Keeping the air clean is one of China’s biggest challenges today. Large cities in the north, such as Beijing, fail air quality standards for health on more than half the days each year. In cities even farther north, such as Harbin, visibility last October was reduced to 50 feet due to severe air pollution, shutting down schools and airports. People walking the streets throughout China routinely wear face masks to protect their lungs. And what you see are not the simple cloth masks that doctors use for surgery; many Chinese wear elaborate breathing apparatuses, made of plastic with a variety of serious filtering systems.
The facts about air pollution are not disputed. As the New York Times recently reported, “China is the world’s largest consumer of coal, using about 45 percent of the global total. It is also the largest emitter of carbon dioxide.” In 2013, the country burned 3.61 billion tons of coal, which accounted for 49.3 percent of the world’s total consumption, according to China Daily. A quarter century earlier, however, China was burning just 610 million tons of coal. Scientists and policy experts are debating the country's plans for more renewable energy sources and the removal of older, more inefficient vehicles from the roads. But as a folklorist, something curious in the debates caught my interest. A couple of longstanding popular traditions had been caught up in a clash with government efforts to improve air quality.
Last January, in Beijing shortly before the start of the Spring Festival or Chinese New Year, large posters on the streets, especially in areas near the historic hutongs (or narrow alleyways) flatly announced that fireworks were prohibited. Reactions were mixed. The Chinese invented gunpowder and fireworks more than 2,000 years ago, and many people insist on setting off their own fireworks just as they always have, especially on the 15th day of the Spring Festival—known as the Lantern Festival—to bid farewell with a bang to the old year, and to ensure good luck for the coming year.

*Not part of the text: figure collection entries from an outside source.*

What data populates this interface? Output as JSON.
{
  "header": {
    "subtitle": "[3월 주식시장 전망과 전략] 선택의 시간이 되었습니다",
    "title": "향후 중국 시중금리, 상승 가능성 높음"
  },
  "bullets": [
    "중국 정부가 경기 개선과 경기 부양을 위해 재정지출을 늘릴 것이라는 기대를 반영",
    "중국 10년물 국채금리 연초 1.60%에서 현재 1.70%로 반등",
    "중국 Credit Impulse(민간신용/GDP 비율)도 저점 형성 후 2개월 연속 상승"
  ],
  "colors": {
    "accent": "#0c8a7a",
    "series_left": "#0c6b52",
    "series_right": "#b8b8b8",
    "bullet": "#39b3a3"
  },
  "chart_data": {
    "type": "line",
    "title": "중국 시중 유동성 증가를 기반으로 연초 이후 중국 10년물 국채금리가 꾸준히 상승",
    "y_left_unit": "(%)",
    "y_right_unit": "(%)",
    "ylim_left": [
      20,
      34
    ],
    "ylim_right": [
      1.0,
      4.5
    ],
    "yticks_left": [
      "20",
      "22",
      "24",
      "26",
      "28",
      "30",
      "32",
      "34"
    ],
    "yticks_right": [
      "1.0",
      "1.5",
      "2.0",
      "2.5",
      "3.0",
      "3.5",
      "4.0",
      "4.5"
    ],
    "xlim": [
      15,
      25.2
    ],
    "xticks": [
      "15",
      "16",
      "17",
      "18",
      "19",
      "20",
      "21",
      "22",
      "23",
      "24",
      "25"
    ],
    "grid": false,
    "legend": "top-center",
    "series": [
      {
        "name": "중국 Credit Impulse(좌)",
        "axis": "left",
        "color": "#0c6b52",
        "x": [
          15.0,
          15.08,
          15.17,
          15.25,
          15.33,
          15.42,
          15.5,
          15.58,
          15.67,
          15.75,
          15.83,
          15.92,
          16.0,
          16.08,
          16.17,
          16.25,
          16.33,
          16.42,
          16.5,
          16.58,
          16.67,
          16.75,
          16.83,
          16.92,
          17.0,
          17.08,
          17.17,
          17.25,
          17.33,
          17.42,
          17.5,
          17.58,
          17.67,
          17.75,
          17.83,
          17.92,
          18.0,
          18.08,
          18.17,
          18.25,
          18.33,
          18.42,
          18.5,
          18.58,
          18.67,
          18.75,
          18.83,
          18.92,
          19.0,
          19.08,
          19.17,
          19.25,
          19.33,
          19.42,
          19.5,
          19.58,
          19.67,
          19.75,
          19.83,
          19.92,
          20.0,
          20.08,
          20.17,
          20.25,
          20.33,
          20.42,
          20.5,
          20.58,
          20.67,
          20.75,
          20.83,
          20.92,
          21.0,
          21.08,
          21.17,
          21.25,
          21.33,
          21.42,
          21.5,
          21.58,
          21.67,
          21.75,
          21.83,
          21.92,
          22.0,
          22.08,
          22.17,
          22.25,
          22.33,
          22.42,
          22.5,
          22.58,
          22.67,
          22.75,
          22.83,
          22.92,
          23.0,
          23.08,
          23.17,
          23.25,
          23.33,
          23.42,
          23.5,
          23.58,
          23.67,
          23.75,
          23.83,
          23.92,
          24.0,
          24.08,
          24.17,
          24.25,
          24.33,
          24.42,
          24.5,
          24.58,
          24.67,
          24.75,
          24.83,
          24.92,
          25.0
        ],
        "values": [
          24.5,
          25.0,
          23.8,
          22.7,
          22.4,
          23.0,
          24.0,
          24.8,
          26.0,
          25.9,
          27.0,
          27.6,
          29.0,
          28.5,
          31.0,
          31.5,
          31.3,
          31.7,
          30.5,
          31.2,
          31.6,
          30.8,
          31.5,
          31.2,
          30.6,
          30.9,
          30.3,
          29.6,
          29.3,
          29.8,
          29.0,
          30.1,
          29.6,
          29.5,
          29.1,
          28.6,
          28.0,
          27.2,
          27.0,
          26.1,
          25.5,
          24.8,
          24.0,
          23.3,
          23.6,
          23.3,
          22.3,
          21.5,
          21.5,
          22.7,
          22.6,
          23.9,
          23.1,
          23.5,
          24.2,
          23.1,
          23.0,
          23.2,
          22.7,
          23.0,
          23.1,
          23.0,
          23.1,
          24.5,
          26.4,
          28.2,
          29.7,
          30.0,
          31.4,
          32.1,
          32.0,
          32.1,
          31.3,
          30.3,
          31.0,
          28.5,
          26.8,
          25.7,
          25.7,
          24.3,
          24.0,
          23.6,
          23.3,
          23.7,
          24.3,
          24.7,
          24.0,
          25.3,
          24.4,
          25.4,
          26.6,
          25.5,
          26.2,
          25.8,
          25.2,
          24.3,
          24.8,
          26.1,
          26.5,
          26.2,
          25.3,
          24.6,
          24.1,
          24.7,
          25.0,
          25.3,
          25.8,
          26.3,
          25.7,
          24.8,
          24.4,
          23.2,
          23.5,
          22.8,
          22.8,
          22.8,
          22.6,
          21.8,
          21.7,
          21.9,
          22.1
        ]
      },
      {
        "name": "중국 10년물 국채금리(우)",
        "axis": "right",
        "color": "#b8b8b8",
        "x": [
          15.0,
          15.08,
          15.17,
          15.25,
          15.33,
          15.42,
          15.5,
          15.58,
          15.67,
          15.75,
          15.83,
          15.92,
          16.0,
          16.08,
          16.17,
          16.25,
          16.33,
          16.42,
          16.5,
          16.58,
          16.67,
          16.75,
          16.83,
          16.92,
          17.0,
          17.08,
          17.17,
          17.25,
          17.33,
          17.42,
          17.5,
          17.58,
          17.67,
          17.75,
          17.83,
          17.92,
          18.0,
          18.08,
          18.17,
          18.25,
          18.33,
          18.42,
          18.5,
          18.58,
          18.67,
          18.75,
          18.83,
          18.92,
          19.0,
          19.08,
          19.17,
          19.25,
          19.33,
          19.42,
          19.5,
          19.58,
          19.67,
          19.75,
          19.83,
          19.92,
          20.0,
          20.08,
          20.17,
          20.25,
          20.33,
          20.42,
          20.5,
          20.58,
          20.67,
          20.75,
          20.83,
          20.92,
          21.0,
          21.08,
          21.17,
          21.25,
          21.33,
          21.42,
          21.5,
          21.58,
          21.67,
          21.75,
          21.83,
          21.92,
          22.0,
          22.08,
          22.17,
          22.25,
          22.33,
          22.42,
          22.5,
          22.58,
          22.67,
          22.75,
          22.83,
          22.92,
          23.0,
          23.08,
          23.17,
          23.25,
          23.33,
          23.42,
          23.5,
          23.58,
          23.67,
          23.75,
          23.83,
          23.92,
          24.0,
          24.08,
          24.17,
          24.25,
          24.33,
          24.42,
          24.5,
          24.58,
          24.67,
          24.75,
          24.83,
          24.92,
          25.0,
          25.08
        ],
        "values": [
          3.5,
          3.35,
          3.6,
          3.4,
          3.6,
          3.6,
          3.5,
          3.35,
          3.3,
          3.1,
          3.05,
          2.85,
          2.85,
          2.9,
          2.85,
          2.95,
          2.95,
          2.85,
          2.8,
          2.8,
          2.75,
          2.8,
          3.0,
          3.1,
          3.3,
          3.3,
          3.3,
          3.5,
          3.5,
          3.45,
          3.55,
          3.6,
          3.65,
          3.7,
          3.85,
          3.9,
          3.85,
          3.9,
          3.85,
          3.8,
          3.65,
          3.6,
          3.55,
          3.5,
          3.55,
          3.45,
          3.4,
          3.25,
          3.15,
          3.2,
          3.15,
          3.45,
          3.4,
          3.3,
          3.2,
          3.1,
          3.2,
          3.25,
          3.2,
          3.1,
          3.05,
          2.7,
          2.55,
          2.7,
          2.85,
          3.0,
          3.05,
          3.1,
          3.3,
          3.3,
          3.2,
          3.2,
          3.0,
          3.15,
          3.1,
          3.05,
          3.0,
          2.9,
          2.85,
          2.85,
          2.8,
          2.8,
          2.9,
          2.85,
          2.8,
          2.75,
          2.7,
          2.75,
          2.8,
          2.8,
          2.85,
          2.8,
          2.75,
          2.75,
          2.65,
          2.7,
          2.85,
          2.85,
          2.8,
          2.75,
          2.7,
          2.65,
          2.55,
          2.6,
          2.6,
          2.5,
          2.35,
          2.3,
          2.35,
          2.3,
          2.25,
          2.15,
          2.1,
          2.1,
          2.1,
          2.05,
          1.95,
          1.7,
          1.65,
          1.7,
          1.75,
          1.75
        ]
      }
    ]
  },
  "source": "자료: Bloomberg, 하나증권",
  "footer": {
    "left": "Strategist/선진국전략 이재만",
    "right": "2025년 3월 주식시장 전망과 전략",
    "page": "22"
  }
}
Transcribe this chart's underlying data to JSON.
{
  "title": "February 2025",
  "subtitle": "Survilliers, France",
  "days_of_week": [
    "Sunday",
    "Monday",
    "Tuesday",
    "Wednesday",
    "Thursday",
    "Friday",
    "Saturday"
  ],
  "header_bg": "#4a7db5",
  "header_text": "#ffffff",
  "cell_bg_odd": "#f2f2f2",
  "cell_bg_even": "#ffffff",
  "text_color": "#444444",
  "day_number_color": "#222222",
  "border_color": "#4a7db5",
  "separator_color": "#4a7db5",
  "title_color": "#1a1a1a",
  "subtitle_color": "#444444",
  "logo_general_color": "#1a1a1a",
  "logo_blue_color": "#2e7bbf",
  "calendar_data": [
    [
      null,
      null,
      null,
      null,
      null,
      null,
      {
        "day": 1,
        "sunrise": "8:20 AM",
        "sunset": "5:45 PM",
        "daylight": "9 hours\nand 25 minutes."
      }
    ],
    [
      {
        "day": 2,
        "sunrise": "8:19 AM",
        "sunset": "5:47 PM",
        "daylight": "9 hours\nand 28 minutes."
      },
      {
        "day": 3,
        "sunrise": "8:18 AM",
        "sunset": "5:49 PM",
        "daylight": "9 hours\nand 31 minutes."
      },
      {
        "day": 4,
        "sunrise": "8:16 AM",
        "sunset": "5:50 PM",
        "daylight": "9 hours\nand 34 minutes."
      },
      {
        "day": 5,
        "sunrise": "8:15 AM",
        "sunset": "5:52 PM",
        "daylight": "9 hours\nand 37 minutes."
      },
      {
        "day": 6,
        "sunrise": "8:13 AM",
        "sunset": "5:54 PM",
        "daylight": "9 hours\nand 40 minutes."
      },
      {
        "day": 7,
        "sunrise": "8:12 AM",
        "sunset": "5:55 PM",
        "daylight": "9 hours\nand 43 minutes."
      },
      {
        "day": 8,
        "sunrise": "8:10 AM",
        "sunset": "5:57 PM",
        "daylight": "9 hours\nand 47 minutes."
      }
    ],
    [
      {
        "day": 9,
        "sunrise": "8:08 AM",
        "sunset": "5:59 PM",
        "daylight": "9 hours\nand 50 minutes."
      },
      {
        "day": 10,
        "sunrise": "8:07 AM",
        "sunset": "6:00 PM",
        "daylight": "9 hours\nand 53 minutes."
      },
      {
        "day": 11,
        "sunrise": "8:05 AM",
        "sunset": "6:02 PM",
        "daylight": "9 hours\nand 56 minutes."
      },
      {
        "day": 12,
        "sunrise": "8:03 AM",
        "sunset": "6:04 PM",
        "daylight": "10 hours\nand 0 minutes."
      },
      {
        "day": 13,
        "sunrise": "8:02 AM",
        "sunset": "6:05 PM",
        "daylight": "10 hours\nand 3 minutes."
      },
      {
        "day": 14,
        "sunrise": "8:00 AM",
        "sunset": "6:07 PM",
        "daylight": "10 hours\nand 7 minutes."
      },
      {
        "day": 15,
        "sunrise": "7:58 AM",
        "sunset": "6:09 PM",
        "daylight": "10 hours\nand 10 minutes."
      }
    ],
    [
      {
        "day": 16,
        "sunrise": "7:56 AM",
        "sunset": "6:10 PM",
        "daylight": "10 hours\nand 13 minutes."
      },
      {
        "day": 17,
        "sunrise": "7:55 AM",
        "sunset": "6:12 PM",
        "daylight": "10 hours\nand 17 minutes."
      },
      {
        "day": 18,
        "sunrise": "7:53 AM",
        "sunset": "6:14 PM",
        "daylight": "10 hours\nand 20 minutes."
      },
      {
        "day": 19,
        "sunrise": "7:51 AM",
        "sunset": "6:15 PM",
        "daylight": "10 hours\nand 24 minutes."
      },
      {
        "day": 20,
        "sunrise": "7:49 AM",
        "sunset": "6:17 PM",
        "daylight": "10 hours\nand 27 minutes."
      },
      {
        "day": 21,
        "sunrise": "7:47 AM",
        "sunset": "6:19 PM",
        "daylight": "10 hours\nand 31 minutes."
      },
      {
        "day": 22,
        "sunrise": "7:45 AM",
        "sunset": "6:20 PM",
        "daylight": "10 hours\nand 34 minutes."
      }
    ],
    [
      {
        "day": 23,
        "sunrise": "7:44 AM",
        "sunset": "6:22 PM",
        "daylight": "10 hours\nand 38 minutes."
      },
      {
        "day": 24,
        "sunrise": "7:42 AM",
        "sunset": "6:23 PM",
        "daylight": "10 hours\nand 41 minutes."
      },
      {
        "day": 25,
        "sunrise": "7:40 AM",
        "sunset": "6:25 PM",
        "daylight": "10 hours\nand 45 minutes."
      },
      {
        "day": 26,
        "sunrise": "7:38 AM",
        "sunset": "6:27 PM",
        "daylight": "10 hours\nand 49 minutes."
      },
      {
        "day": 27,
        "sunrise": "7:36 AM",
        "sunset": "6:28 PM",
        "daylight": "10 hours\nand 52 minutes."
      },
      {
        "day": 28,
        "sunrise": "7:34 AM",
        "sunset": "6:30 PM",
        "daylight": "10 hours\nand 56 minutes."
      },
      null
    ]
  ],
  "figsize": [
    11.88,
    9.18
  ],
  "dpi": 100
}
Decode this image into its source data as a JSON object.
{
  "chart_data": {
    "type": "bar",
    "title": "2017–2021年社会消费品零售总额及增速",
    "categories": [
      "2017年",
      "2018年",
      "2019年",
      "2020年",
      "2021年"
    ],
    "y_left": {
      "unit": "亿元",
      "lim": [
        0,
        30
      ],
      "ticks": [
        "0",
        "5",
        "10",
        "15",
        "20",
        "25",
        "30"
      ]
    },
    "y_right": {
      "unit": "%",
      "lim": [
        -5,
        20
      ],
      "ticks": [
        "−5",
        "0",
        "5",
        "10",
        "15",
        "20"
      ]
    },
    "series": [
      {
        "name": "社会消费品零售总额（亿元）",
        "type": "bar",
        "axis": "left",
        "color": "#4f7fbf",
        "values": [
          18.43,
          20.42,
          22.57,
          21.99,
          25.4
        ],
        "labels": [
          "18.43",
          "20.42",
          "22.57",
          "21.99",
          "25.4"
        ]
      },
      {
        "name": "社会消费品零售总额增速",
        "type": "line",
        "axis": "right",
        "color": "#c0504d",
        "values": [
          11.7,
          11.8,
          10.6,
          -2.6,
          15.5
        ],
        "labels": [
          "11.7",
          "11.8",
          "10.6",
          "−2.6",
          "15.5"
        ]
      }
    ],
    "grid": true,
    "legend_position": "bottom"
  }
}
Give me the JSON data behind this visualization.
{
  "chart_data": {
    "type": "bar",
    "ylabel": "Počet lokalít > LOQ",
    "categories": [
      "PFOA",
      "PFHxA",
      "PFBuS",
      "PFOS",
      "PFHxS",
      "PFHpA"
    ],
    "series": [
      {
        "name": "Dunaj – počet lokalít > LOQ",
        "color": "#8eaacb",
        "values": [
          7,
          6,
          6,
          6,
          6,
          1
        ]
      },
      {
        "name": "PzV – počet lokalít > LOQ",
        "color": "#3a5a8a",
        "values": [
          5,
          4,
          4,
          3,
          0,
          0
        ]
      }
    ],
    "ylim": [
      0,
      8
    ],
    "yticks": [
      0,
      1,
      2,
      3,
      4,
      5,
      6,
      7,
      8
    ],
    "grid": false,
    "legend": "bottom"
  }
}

Such pyrotechnic displays in China have been occurring for millennia, but one of the earliest Western witnesses of these traditions was a British missionary to China, the Reverend George Smith. He observed a Lantern Festival on February 10, 1845, on the streets of Xiamen, Fujian Province, in southeastern China:
“A long pole was erected, fifty feet in height, hung round with cases of rockets and other combustibles. On its being lighted at the bottom, there was a rapid succession of squibs, roman-candles, guns, and rockets, which illuminated the sky to a great distance with their igneous masses. . . . A volley of lesser combustibles suddenly terminated in a beautiful cluster of grapes, which lasted for some time, and shed a deep blue light on the houses and walls for some distance around. A shower of golden rain was shortly after followed by an umbrella of fire, which suddenly flew open, amid the loud cheers of the spectators.”
Nearly 170 years later, some spectators are giving the same loud cheers, while others are bemoaning the costs to their health of such pyrotechnics. For instance, an article in the scientific journal Atmospheric Environment noted that fireworks contain an assortment of polluting chemicals, including potassium nitrates, potassium chlorate, potassium perchlorate, charcoal, sulfur, manganese, sodium oxalate, aluminum and iron dust powder, strontium nitrate, and barium nitrate. Based on samples collected during the Lantern Festival in Beijing in February 2006, the authors concluded that particulate matter in the air (including fine particles with diameters of 2.5 micrometers or less and respirable suspended particles with diameters of 10 micrometers or less—both of which are known to cause lung cancer) “went up over 6 and 4 times in the lantern day compared to the normal days.”
Similarly, the tradition of burning joss paper or “spirit money” to honor ancestors—especially during the seventh month or “Ghost Month” of the lunar year—is another Chinese tradition that creates dense smoke and thus reduces air quality. An article from 2011 in the scientific journal Aerosol and Air Quality Research noted that joss paper is “chiefly composed from bamboo and/or recycled waste paper,” which when burned creates significant amounts of particulate matter, polycyclic aromatic hydrocarbons (PAHs), and polychlorinated dibenzo-p-dioxin/dibenzofurans. The authors concluded that “PAHs concentrations in ambient air during festivals were observed to be several times higher than those during other times.” As a result, government officials in Hong Kong and elsewhere are asking temples and mausoleums to install special incinerators for burning the joss paper.
There may not be much that individual Chinese can do about their country’s reliance on burning coal for energy. But an increasing number of people understand that not setting off fireworks and not burning joss paper will have positive consequences. As 28-year-old Hua Jingwen who lives in Beijing told me, “I think we can still have fireworks here, but maybe not so many. It is not really necessary for every household to shoot off fireworks.”
Even if only one in four persons were to take this sort of positive action, the numbers will add up. After all, there are roughly 1.35 billion people living in China today; one in four means 337 million people, more than the total population of the United States.